From the likes of things, it will be better to take him to a hospital where he can properly be examined.

Petit mal seizures can not completely be ruled out without running some specific tests.

Please do well to get him to the hospital for proper assessment by a doctor.

Hope this helps
Above answer was peer-reviewed by
Follow-up: Have downs. Experiencing fainting spells and remains unresponsive. No communication skills and low heart rate. Guide? 18 minutes later
Yes, thank you as this confirms what I had been thinking based off of research and experience. You are correct in believing that his ability to communicate his prelim symptoms is impaired. He does sometimes get fixated in an area, or he will start rubbing the back of his neck, he may XXXXXXX as though he is tired or out of breath and ever so often does he appear to get hot. He has trouble following my voice, even though I am directly facing him. Since he is sitting on the floor, I do notice that his left leg gets restless and he shifts it from bent to straight over and over again.

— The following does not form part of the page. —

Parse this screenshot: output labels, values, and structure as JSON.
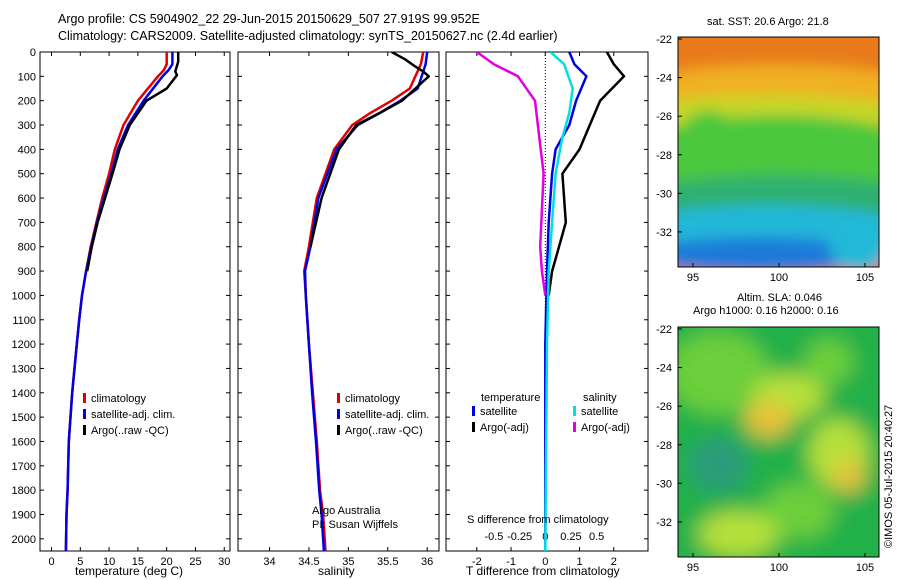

I'm unsure how to go about the hospital visit as our last outting, we were just leaving the house when an episode came on in which I had to turn around and return home after about a mile because his lips were turning blue and his breathing became erratic. After being laid out, he began to return to normal.

If I go to a hospital (ER), I fear the wait time and additional episodes happening while he is upright in a wheelchair of which I would not be able to lay him out...but I also feel like calling an ambulance may be a bit extreme for the case. What do you suggest? Also, the Urgent Care facilities I have called do NOT have gurneys.

Thank you! :)
Answered by Dr. Nsah Bernard 21 minutes later

If he is a little stable now, you can just take him to the emergency room as it will be unwise to wait for the next episode to call an ambulance. If you have some family or friend to accompany you so as to keep him from causing injury to himself if he has an attack, you can take him/her along.
I believe, recurrent fainting is an extreme emergency and calling an ambulance will not be unwise unless of course you feel the situation doesn't merit an ambulance.
I believe he would be better off at the hospital than being alone with you. All you can offer to him right now is first aid, but at the hospital, you will receive full care and his situation will be further investigated. At the ER they take patients according to degree of emergency, so you can get him there and allow the health care practitioners to decide.

Sincerely and wish you the best.
Dr. Nsah
Above answer was peer-reviewed by
Follow-up: Have downs. Experiencing fainting spells and remains unresponsive. No communication skills and low heart rate. Guide? 2 minutes later
Thank you Dr. Nsah...I appreciate your attention to my concern. :)
Answered by Dr. Nsah Bernard 24 minutes later
Your welcome Jassy and I hope I was able to help you and your brother.